Tiny Landscapes Topstitching Done

January 18th, 2021
Little landscapes, topstitched.

I estimate that the fabric scraps selection, cutting, bonding and topstitching has taken at least an hour for each of the 24 landscapes. From here there is probably another hour’s work on each one, hand drawing certain motifs and patterns, and what I’ve decided to do about the edges. It’s conceivable I might mess at least one up and need to replace that segment …
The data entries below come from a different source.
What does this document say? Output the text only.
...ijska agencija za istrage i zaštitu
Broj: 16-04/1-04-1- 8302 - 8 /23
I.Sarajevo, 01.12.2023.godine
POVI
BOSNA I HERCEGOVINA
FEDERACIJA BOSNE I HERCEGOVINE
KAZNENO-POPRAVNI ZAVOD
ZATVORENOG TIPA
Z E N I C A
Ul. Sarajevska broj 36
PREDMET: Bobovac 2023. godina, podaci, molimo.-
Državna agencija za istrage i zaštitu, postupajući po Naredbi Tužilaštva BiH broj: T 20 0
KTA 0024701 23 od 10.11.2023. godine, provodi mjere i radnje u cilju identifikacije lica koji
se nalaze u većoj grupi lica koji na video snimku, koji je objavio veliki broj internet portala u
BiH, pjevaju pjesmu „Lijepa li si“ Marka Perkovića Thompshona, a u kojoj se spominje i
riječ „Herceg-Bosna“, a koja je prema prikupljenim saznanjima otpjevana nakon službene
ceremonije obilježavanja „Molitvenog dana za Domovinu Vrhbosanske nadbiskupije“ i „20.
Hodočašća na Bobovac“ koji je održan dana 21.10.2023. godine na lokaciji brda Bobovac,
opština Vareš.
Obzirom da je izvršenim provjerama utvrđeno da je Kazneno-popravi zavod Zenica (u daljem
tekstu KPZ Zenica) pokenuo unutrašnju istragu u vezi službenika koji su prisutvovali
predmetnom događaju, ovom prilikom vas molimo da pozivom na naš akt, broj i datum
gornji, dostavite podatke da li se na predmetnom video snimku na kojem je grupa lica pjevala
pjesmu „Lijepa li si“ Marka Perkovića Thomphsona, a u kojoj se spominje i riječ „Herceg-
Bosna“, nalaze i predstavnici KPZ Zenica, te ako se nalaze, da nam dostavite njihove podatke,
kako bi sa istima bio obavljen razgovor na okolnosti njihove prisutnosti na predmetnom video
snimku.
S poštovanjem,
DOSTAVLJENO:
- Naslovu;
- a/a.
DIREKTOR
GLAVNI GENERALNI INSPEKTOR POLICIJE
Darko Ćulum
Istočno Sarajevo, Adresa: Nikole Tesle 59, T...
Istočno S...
So for the next couple of days I’ll be thinking about the necessary quilting, and how I’m going to treat the border of the quilt. I’m about 1/3 way through an absorbing book, Isobel Wilkerson’s “Caste: the Origins of Our Discontents” on how concepts of caste and racism in the USA stretch right back to the earliest colonists. Just as well it’s long, I have hours to go.

Tiny Landscapes Continued

January 16th, 2021
L – sample for bonded landscapes
R- sample of abandoned pieced units, see previous post.

Since starting afresh with my Aussie landscapes, in the last three days I’ve spent many hours bonding fiddly little segments of 24 little landscapes into place on their black background. (The stitching is a temporary guide to placement in the grid layout.) Each landscape is approx 7cm x 7cm, and tweezers and patience were absolutely essential! This morning I’ll start stitching them all down before moving to the next stage of hand drawn details.

Three segmented landscapes ~7cm x 7cm; bonded to black.

With a black background, I’m no longer sure that “Girt By Sea” is an appropriate title. Of course, I might end up bonding or stitching something watery on the black, so that’s still a possibility, but all depends on how it goes from here.

I generally mull over title possibilities as I work. I know what I want my art to say, and believe a good title is the only statement a piece needs. I haven’t looked at the entry form yet, but there’s probably a required statement, which is never a bother for me. So I’ve begun a list of other possible titles, so far noting words and phrases from certain Dorothy MacKellar and Caroline J Carleton poems. I’m sure I’ll know the perfect one when I see it beside the completed work.